Em recente decisão, a 6ª Turma do Tribunal Superior do Trabalho, em voto do ministro Augusto César Leite de Carvalho, com fulcro no artigo 5º da Constituição Federal de 1988 que protege o contrato, como ato jurídico perfeito, das inovações legislativas o Colegiado, por maioria de votos, entendeu que a Lei da Reforma Trabalhista não pode incidir sobre relações jurídicas que já estavam em curso à época em que passou a viger.

O caso concreto julgado pela Corte Superior Trabalhista, e que foi inclusive objeto de matéria veiculada pela ConJur, com o título Reforma trabalhista não incide em contratos anteriores à sua vigência, diz TST, envolvia um empregado que trabalhava em área de difícil acesso e que ingressou com pedido de horas extraordinárias referente ao tempo gasto no trajeto entre sua casa e a empresa. Antes da Reforma Trabalhista, quando o contrato de trabalho fora firmado, o deslocamento oferecido pelo empregador era considerado horas “in itinere”, incidindo sobre a jornada. Entretanto, a partir da vigência da reforma, isso parou de valer.

Com efeito, a situação aqui em análise traz uma questão tormentosa em torno da aplicabilidade do direito intertemporal da Lei da Reforma Trabalhista, uma vez que o contrato de trabalho da parte fora pactuado antes da vigência da Lei nº 13.467/2017, continuando a produzir seus efeitos após o dia 11 de novembro de 2017.

É certo que as denominadas “horas de trajeto”, na
forma da antiga redação do §2º do artigo 58 da CLT, eram entendidas como
o “tempo despendido pelo empregado até o local de trabalho e para o seu
retorno, por qualquer meio de transporte, não será computado na jornada de trabalho, salvo quando, tratando-se de local de difícil acesso ou não servido por transporte público, o empregador fornecer a condução” (g.n.).

Hodiernamente,
as horas de percurso não mais são contabilizadas na jornada de trabalho
para efeito de cômputo das horas extras, uma vez que a atual redação do
citado preceito legal afirma que “o tempo despendido pelo
empregado desde a sua residência até a efetiva ocupação do posto de
trabalho e para o seu retorno, caminhando ou por qualquer meio de
transporte, inclusive o fornecido pelo empregador, não será computado na jornada de trabalho, por não ser tempo à disposição do empregador” (g.n.).

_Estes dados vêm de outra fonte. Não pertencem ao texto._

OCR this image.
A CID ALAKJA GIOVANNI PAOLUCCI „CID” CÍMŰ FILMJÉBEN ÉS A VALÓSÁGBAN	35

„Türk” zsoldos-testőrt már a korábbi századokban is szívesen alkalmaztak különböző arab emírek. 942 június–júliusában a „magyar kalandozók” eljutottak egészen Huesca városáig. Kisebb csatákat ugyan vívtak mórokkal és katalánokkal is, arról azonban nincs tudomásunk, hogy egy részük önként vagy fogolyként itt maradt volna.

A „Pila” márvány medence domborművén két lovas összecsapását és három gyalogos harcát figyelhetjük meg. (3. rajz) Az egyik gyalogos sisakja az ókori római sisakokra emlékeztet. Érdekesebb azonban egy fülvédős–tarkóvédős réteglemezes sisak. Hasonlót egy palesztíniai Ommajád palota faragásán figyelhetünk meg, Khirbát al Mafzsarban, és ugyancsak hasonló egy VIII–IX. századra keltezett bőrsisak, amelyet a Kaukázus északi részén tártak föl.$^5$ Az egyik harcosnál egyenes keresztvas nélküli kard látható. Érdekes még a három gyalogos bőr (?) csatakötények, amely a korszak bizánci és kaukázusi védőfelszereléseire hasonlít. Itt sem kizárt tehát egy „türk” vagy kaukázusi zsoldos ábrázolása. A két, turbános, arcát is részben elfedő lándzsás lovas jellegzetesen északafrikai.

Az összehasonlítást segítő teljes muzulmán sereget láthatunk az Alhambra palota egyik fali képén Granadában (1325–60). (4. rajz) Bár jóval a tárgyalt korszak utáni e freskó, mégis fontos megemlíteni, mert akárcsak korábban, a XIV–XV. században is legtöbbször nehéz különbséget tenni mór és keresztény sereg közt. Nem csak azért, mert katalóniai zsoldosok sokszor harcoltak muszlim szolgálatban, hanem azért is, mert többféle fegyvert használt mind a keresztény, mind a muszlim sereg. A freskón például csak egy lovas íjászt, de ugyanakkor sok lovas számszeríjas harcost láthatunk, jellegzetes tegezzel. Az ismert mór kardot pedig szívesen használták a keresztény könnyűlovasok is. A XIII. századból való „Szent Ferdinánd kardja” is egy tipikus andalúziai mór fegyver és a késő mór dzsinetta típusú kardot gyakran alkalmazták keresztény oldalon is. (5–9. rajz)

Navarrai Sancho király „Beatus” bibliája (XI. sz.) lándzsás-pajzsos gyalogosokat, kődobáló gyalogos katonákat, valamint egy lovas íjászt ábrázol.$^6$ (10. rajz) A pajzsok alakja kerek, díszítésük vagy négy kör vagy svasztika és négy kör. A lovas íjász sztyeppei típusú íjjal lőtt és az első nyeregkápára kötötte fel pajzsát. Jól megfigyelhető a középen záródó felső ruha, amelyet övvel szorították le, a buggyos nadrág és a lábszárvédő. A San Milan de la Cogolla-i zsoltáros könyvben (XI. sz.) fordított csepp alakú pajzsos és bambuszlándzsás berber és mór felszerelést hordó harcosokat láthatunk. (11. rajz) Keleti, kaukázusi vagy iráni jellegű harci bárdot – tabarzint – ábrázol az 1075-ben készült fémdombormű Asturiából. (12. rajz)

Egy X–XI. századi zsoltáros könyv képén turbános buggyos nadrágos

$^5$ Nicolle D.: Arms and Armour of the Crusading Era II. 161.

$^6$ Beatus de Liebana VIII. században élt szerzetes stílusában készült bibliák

Ora, ao não limitar o pagamento de horas extraordinárias até o dia em que entrou em vigor a Lei Reformista, a Corte Superior Trabalhista deu um importante passo para dirimir a controvérsia em torno da aplicabilidade do direito intertemporal envolvendo os aspectos materiais da Lei nº 13.467/2017. Nas palavras do relator do processo, ministro Augusto César Leite de Carvalho, extraída dos autos de nº 1102-52.2016.5.22.0101, “a lei não pode incidir sobre relações jurídicas em curso, sob pena de violar ato jurídico perfeito. A parcela salarial, porque integra o núcleo de irredutibilidade na contraprestação pecuniária devida em razão do trabalho, não pode ter a sua natureza retributiva modificada por lei, sob pena de violar direito adquirido".

E aqui, portanto, tal como decidiu o Colendo
Tribunal Superior do Trabalho, faz-se também a defesa pela
inaplicabilidade da Reforma Trabalhista em razão da particularidade do
caso concreto. Aliás, consoante também afirmou o relator, "é
possível argumentar, com base em precedente vinculante da Corte IDH, que
a titularidade de direitos humanos e fundamentais está assegurada
apenas à parte vulnerável, ou contratualmente débil, dentre os sujeitos
que compõem as relações jurídicas".

Para tanto, haja vista o grande
impacto da Lei nº 13.467/2017 aos processos em curso quando passou a
vigorar as novas diretrizes da Lei da Reforma Trabalhista,
registrem-se abaixo as razões pelas quais acertada a decisão proferida pela Corte de Vértice do Poder Judiciário Trabalhista.

Primeiro,
porque o então artigo 2º da MP nº 808/2017, o qual dispunha que a Lei
nº 13.467/2017 se aplicava, na integralidade, aos contratos de trabalho
vigentes, não mais subsiste no ordenamento jurídico pátrio, dado que a referida medida provisória não fora convertida em lei ordinária, tendo perdido vigência em 23.4.2018.

Segundo,
porque o tratamento dispensado pela norma celetária para a proteção de
direitos dos trabalhadores submetidos à condição de empregado é dos
artigos 9º, 444 e 468 da CLT, e que exprimem uma liberdade
contratual contida sob pena de nulidade, elevada que está a proteção do
trabalho ao nível de interesse e de ordem pública
.

Terceiro, porque é preceito básico de direito intertemporal que, apesar de ser aplicada de forma imediata, a lei nova, via de regra, não tem o condão de reger situações jurídicas firmadas antes da sua vigência, segundo o que preceitua o princípio basilar da irretroatividade.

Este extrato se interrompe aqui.